AZF : peines maximales requises

Le Parquet a requis les peines maximales contre l'ex-directeur de la filiale du groupe Total, Grande Paroisse

L\'ex-directeur de l\'usine AZF Serge Biechlin.
L'ex-directeur de l'usine AZF Serge Biechlin. (© F2)
Le Parquet a requis les peines maximales contre l'ex-directeur de la filiale du groupe Total, Grande ParoisseLe Parquet a requis les peines maximales contre l'ex-directeur de la filiale du groupe Total, Grande Paroisse

Trois ans de prison avec sursis ont été requis contre Serge Biechlin et une amende de 45.000 euros poursuivi, comme Grande Paroisse, pour homicides, blessures et dégradations involontaires.

Contre Grande Paroisse, le Parquet a requis 225.000 euros d'amende.
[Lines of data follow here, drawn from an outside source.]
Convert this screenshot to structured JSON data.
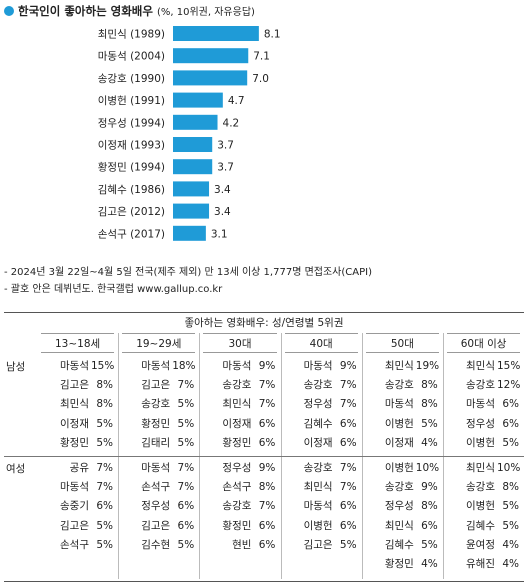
{
  "title": "한국인이 좋아하는 영화배우",
  "subtitle": "(%, 10위권, 자유응답)",
  "chart_data": {
    "type": "bar",
    "orientation": "horizontal",
    "categories": [
      "최민식 (1989)",
      "마동석 (2004)",
      "송강호 (1990)",
      "이병헌 (1991)",
      "정우성 (1994)",
      "이정재 (1993)",
      "황정민 (1994)",
      "김혜수 (1986)",
      "김고은 (2012)",
      "손석구 (2017)"
    ],
    "values": [
      8.1,
      7.1,
      7.0,
      4.7,
      4.2,
      3.7,
      3.7,
      3.4,
      3.4,
      3.1
    ],
    "value_labels": [
      "8.1",
      "7.1",
      "7.0",
      "4.7",
      "4.2",
      "3.7",
      "3.7",
      "3.4",
      "3.4",
      "3.1"
    ],
    "color": "#1f9bd7",
    "xlim": [
      0,
      10
    ]
  },
  "notes": [
    "- 2024년 3월 22일~4월 5일 전국(제주 제외) 만 13세 이상 1,777명 면접조사(CAPI)",
    "- 괄호 안은 데뷔년도. 한국갤럽 www.gallup.co.kr"
  ],
  "table": {
    "title": "좋아하는 영화배우: 성/연령별 5위권",
    "groups": [
      "13~18세",
      "19~29세",
      "30대",
      "40대",
      "50대",
      "60대 이상"
    ],
    "sections": [
      {
        "label": "남성",
        "columns": [
          [
            [
              "마동석",
              "15%"
            ],
            [
              "김고은",
              "8%"
            ],
            [
              "최민식",
              "8%"
            ],
            [
              "이정재",
              "5%"
            ],
            [
              "황정민",
              "5%"
            ]
          ],
          [
            [
              "마동석",
              "18%"
            ],
            [
              "김고은",
              "7%"
            ],
            [
              "송강호",
              "5%"
            ],
            [
              "황정민",
              "5%"
            ],
            [
              "김태리",
              "5%"
            ]
          ],
          [
            [
              "마동석",
              "9%"
            ],
            [
              "송강호",
              "7%"
            ],
            [
              "최민식",
              "7%"
            ],
            [
              "이정재",
              "6%"
            ],
            [
              "황정민",
              "6%"
            ]
          ],
          [
            [
              "마동석",
              "9%"
            ],
            [
              "송강호",
              "7%"
            ],
            [
              "정우성",
              "7%"
            ],
            [
              "김혜수",
              "6%"
            ],
            [
              "이정재",
              "6%"
            ]
          ],
          [
            [
              "최민식",
              "19%"
            ],
            [
              "송강호",
              "8%"
            ],
            [
              "마동석",
              "8%"
            ],
            [
              "이병헌",
              "5%"
            ],
            [
              "이정재",
              "4%"
            ]
          ],
          [
            [
              "최민식",
              "15%"
            ],
            [
              "송강호",
              "12%"
            ],
            [
              "마동석",
              "6%"
            ],
            [
              "정우성",
              "6%"
            ],
            [
              "이병헌",
              "5%"
            ]
          ]
        ]
      },
      {
        "label": "여성",
        "columns": [
          [
            [
              "공유",
              "7%"
            ],
            [
              "마동석",
              "7%"
            ],
            [
              "송중기",
              "6%"
            ],
            [
              "김고은",
              "5%"
            ],
            [
              "손석구",
              "5%"
            ]
          ],
          [
            [
              "마동석",
              "7%"
            ],
            [
              "손석구",
              "7%"
            ],
            [
              "정우성",
              "6%"
            ],
            [
              "김고은",
              "6%"
            ],
            [
              "김수현",
              "5%"
            ]
          ],
          [
            [
              "정우성",
              "9%"
            ],
            [
              "손석구",
              "8%"
            ],
            [
              "송강호",
              "7%"
            ],
            [
              "황정민",
              "6%"
            ],
            [
              "현빈",
              "6%"
            ]
          ],
          [
            [
              "송강호",
              "7%"
            ],
            [
              "최민식",
              "7%"
            ],
            [
              "마동석",
              "6%"
            ],
            [
              "이병헌",
              "6%"
            ],
            [
              "김고은",
              "5%"
            ]
          ],
          [
            [
              "이병헌",
              "10%"
            ],
            [
              "송강호",
              "9%"
            ],
            [
              "정우성",
              "8%"
            ],
            [
              "최민식",
              "6%"
            ],
            [
              "김혜수",
              "5%"
            ],
            [
              "황정민",
              "4%"
            ]
          ],
          [
            [
              "최민식",
              "10%"
            ],
            [
              "송강호",
              "8%"
            ],
            [
              "이병헌",
              "5%"
            ],
            [
              "김혜수",
              "5%"
            ],
            [
              "윤여정",
              "4%"
            ],
            [
              "유해진",
              "4%"
            ]
          ]
        ]
      }
    ]
  }
}
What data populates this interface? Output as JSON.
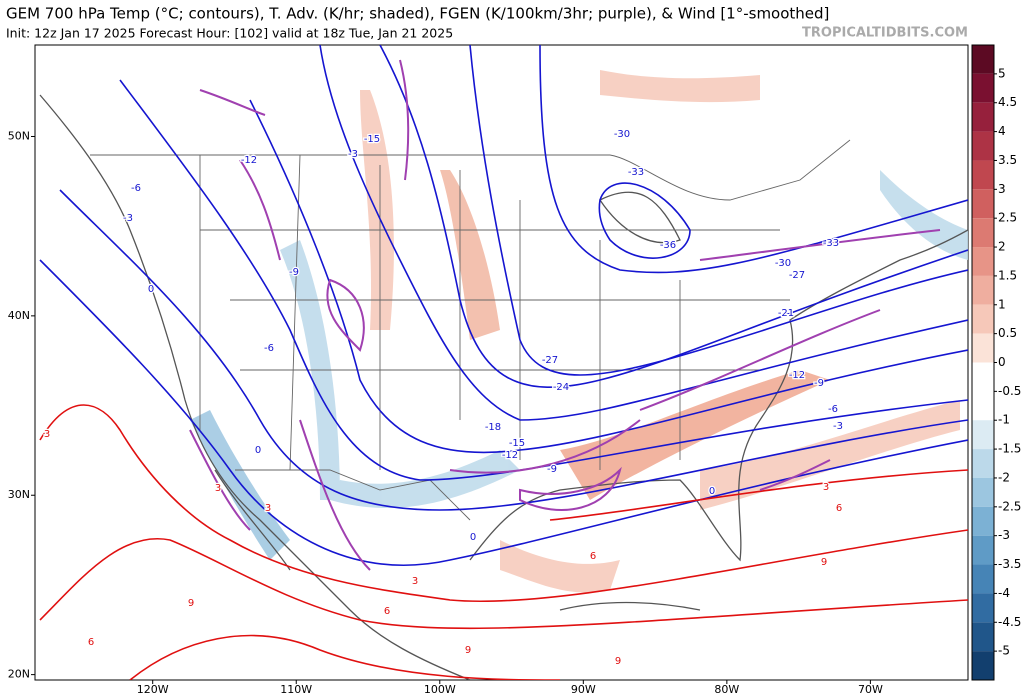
{
  "header": {
    "title": "GEM 700 hPa Temp (°C; contours), T. Adv. (K/hr; shaded), FGEN (K/100km/3hr; purple), & Wind [1°-smoothed]",
    "subtitle": "Init: 12z Jan 17 2025   Forecast Hour: [102]   valid at 18z Tue, Jan 21 2025",
    "watermark": "TROPICALTIDBITS.COM"
  },
  "map": {
    "xlim": [
      -128.2,
      -63.2
    ],
    "ylim": [
      19.7,
      55.1
    ],
    "xticks": [
      {
        "value": -120,
        "label": "120W"
      },
      {
        "value": -110,
        "label": "110W"
      },
      {
        "value": -100,
        "label": "100W"
      },
      {
        "value": -90,
        "label": "90W"
      },
      {
        "value": -80,
        "label": "80W"
      },
      {
        "value": -70,
        "label": "70W"
      }
    ],
    "yticks": [
      {
        "value": 50,
        "label": "50N"
      },
      {
        "value": 40,
        "label": "40N"
      },
      {
        "value": 30,
        "label": "30N"
      },
      {
        "value": 20,
        "label": "20N"
      }
    ],
    "contour_labels": [
      "-15",
      "-12",
      "-6",
      "-3",
      "0",
      "-9",
      "-6",
      "-30",
      "-33",
      "-36",
      "-30",
      "-27",
      "-33",
      "-21",
      "-27",
      "-24",
      "-18",
      "-15",
      "-12",
      "-12",
      "-9",
      "-6",
      "-3",
      "-9",
      "0",
      "0",
      "3",
      "3",
      "3",
      "6",
      "6",
      "9",
      "9",
      "6",
      "9",
      "3",
      "6",
      "3",
      "9",
      "-3",
      "0"
    ]
  },
  "colorbar": {
    "lim": [
      -5.5,
      5.5
    ],
    "ticks": [
      5,
      4.5,
      4,
      3.5,
      3,
      2.5,
      2,
      1.5,
      1,
      0.5,
      0,
      -0.5,
      -1,
      -1.5,
      -2,
      -2.5,
      -3,
      -3.5,
      -4,
      -4.5,
      -5
    ],
    "colors": [
      "#5c0a23",
      "#7a1030",
      "#96203c",
      "#ad3345",
      "#c0474f",
      "#d0605f",
      "#dc7a72",
      "#e79487",
      "#efae9f",
      "#f6c8b9",
      "#fbe3d8",
      "#ffffff",
      "#ffffff",
      "#dcebf3",
      "#bcd9ea",
      "#9cc6e0",
      "#7cb1d4",
      "#5f9bc6",
      "#4684b6",
      "#316ca2",
      "#20568a",
      "#123f6e"
    ]
  }
}
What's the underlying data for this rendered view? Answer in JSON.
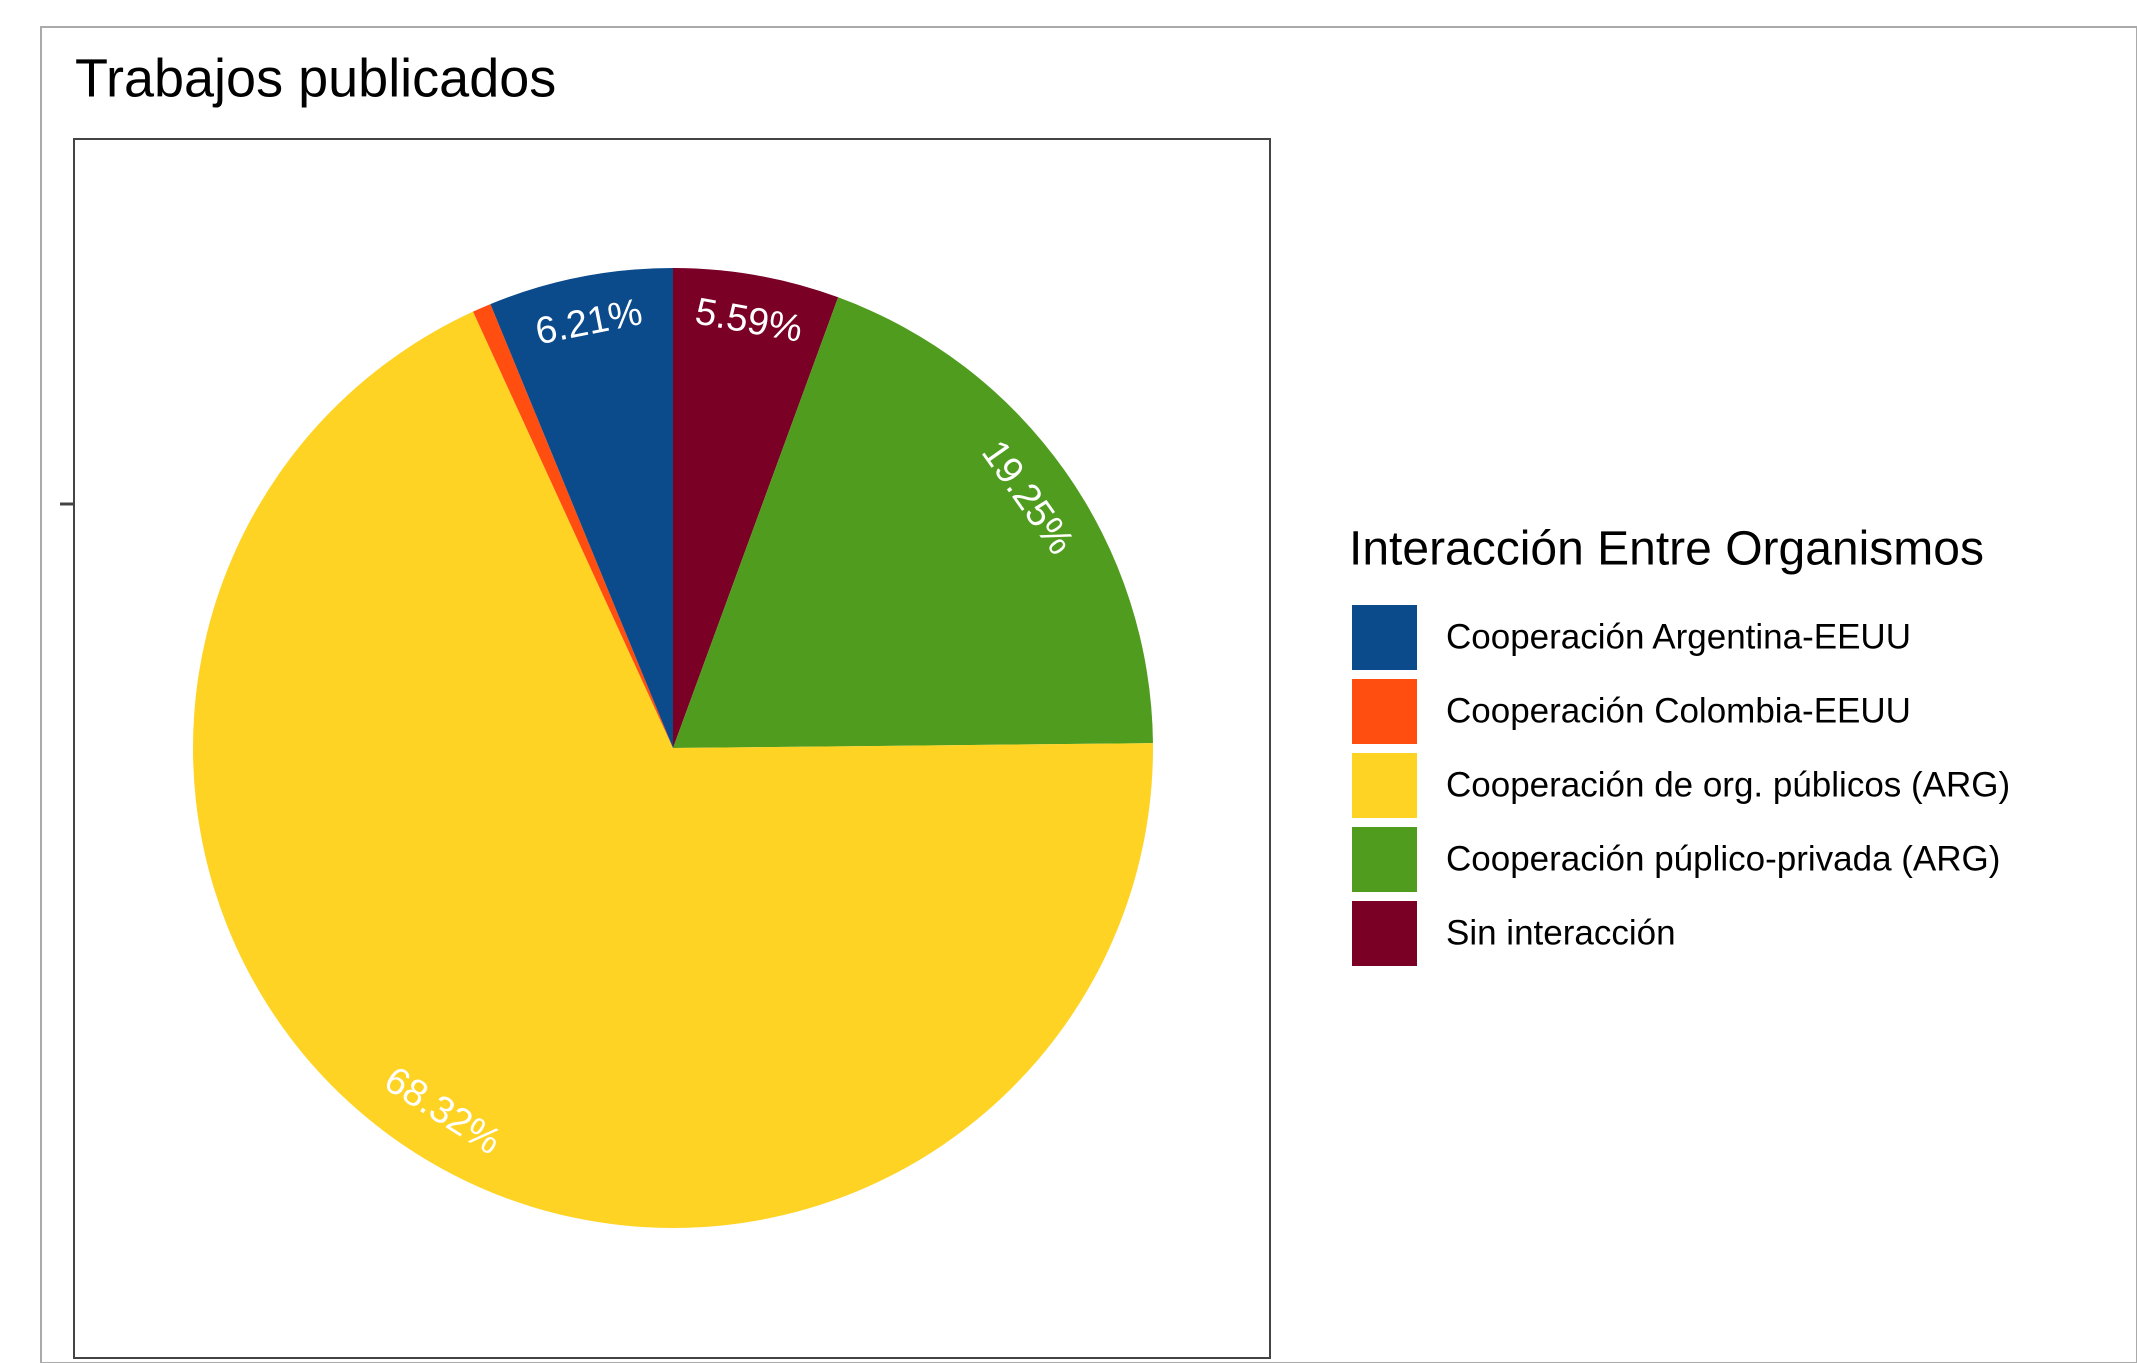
{
  "chart_data": {
    "type": "pie",
    "title": "Trabajos publicados",
    "legend_title": "Interacción Entre Organismos",
    "categories": [
      "Cooperación Argentina-EEUU",
      "Cooperación Colombia-EEUU",
      "Cooperación de org. públicos (ARG)",
      "Cooperación púplico-privada (ARG)",
      "Sin interacción"
    ],
    "values": [
      6.21,
      0.63,
      68.32,
      19.25,
      5.59
    ],
    "value_labels": [
      "6.21%",
      null,
      "68.32%",
      "19.25%",
      "5.59%"
    ],
    "colors": [
      "#0b4a8b",
      "#ff4e0f",
      "#fed324",
      "#4f9c1f",
      "#7a0026"
    ],
    "legend": "right"
  }
}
La parole sera donnée lundi aux avocats de la défense, le jugement est attendu en novembre.

En huit heures de réquisitoires retraçant l'enquête menée depuis la catastrophe qui a fait 31 morts et des milliers de blessés le 21 septembre 2001 à Toulouse, Patrice Michel et la procureure adjointe Claudie Viaud ont mis en cause au terme de quatre mois d'audiences, "un dysfonctionnement grave dans la gestion des déchets et le recours à la sous-traitance, dans une usine pourtant classée Seveso 2".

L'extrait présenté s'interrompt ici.